The corresponding median life expectancies stratified by age, sex, comorbidity, and frailty categories are shown in Table 3. For some subgroups at younger ages (66 to 70) with no comorbidities or low/medium comorbidities and/or low frailty, survival over the study period was too high to estimate median life expectancies (Not Reached [NR]). The corresponding 5- and 10-year survival probabilities could be used to inform clinical decisions in these cases. Conversely, for certain subgroups at older ages, there was insufficient sample size to make estimates. Within the same comorbidity categories, frailty status (high versus low frailty) changed estimated life expectancies, ranging from 0.4 years for 80-year-old males with low/medium comorbidities to as much as 7.2 years for 66-year-old females with high comorbidities.

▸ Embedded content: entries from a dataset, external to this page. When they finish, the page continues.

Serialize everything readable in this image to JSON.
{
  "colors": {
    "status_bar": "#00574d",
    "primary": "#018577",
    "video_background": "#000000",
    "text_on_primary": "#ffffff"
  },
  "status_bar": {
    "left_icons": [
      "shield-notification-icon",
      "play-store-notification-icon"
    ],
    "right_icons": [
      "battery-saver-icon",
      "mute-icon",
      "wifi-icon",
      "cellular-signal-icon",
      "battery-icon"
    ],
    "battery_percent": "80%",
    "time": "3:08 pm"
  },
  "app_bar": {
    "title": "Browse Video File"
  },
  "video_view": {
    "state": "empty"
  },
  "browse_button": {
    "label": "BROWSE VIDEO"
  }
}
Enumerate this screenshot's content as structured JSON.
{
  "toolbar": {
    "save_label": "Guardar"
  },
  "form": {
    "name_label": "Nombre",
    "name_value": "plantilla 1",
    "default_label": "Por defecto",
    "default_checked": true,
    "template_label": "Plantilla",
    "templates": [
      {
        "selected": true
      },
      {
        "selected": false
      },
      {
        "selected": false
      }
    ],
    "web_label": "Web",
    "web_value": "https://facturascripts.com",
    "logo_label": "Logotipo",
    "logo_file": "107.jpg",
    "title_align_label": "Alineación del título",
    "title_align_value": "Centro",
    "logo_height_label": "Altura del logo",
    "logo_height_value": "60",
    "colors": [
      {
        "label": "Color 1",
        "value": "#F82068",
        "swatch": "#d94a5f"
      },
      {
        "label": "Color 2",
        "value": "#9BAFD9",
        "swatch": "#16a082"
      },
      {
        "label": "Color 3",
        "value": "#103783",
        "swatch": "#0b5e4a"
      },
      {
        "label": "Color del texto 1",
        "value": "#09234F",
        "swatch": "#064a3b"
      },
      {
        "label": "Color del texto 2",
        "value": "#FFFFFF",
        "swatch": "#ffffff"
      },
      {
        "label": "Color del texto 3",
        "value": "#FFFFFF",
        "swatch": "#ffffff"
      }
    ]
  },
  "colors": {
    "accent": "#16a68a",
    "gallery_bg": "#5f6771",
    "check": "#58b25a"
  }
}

For a number of these subgroups, the change in estimated life expectancies altered whether the individual would be categorized as having "limited life expectancy" of <10 years versus >10 years and would potentially lead to different preventive care decisions. For example, a 70-year-old female with high comorbidities and low frailty would still have a median life expectancy of 12.5 years, whereas an individual with the same age and comorbidity status but high frailty would have a median life expectancy of 7.8 years. In the latter individual, routine screening for breast and colorectal cancers may no longer be recommended even though she is well below the age of 75 years, which is normally considered as the threshold for cessation of screening. We illustrate the effect of frailty status on survival in a hypothetical 70-year-old woman by showing the Kaplan-Meier analyses for each possible combination of comorbidity and frailty categories in Figure 2.